I fell in love with you early. You are quite possibly the most beautiful person I’ve ever seen. Your laugh and eyes, your quiet way of doing things, you drew me close to you when we walked the streets, our arms crooked, our heads cocked. You called me your soul mate but never aloud. You’d never use the word now, not after reality television with its sparks and connections.
I loved the way you took my arm as we walked the street, how you touched me. My favorite part of you was your “tell” when you were shy, which was often, but few would have guessed it. Your laugh is stuck with me, though, liquidy and warm. I want to climb into bed and pet it.
You were the kind of friend I thought I’d always have, the one who’d have stood up to the teacher in my defense. The one who’d always defend me and let me defend you right back. You let me love you, and you made it easy.

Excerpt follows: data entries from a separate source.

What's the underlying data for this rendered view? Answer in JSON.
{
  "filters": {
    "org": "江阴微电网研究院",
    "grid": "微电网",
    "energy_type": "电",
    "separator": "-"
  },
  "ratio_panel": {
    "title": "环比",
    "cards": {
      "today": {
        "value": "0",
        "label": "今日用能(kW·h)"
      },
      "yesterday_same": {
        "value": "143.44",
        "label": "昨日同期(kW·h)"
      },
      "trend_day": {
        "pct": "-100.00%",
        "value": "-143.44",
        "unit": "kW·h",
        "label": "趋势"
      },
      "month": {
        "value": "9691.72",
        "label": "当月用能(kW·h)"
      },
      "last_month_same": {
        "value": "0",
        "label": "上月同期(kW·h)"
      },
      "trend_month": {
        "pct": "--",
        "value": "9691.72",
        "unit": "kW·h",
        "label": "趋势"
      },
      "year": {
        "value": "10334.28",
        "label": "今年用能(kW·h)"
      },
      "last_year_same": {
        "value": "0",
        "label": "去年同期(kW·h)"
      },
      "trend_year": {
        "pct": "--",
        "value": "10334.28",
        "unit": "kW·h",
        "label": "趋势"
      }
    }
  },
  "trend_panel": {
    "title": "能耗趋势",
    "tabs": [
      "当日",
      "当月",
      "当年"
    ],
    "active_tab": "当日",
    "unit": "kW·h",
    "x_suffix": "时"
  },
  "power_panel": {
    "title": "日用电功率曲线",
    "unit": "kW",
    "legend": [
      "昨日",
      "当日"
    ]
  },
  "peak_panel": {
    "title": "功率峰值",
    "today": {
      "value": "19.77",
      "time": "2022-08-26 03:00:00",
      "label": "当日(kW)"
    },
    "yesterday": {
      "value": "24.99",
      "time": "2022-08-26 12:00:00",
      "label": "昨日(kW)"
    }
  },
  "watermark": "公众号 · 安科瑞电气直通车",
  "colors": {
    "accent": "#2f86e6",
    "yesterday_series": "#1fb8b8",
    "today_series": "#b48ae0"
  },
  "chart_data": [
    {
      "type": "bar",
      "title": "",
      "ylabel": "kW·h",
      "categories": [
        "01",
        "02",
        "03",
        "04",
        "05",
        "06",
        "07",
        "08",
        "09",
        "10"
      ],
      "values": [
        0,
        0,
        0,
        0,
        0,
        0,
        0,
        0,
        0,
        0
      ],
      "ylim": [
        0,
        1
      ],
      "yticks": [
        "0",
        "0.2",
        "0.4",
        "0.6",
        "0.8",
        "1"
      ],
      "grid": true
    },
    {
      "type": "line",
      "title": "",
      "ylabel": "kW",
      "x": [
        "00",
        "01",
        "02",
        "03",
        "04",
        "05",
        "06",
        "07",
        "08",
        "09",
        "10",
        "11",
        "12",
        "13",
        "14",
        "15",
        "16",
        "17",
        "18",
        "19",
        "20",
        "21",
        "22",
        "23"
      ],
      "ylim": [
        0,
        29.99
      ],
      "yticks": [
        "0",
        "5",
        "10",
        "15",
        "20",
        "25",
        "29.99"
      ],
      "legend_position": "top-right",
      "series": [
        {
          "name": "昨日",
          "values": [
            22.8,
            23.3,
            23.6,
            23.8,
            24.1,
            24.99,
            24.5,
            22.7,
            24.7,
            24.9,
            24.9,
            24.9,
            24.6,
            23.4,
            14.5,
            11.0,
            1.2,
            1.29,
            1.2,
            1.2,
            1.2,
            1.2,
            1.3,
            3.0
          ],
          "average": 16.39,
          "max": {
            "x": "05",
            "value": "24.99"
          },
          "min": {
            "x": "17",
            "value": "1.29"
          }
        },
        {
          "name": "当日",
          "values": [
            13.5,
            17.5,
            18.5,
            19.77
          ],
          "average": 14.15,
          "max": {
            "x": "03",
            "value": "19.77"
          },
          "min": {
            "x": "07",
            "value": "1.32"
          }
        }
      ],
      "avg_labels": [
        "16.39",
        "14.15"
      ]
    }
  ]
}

I now learn what you’re up to every now and again, wondering why we’re not close anymore. I suppose we allowed ourselves to grow apart, but I miss you now and wish you were in my life. The sad truth is, though, perhaps now we’d have less in common. We wouldn’t be, wouldn’t have now, what we were. I’ve tried too many times, reaching out toward you. And it’s okay. I have enough in my life now. There will always be room for you.
So many of the people I have loved are still there, stuck on photos, and I wonder if I give too much weight to my past. Sometimes, I feel heavy and warm in it. I miss you. I slipped the photograph into my “Straight Up & Thirty” box and left my cousin’s apartment missing and loving you still. You’ll never know how you’ve impacted my life, how I miss you, your weight on me.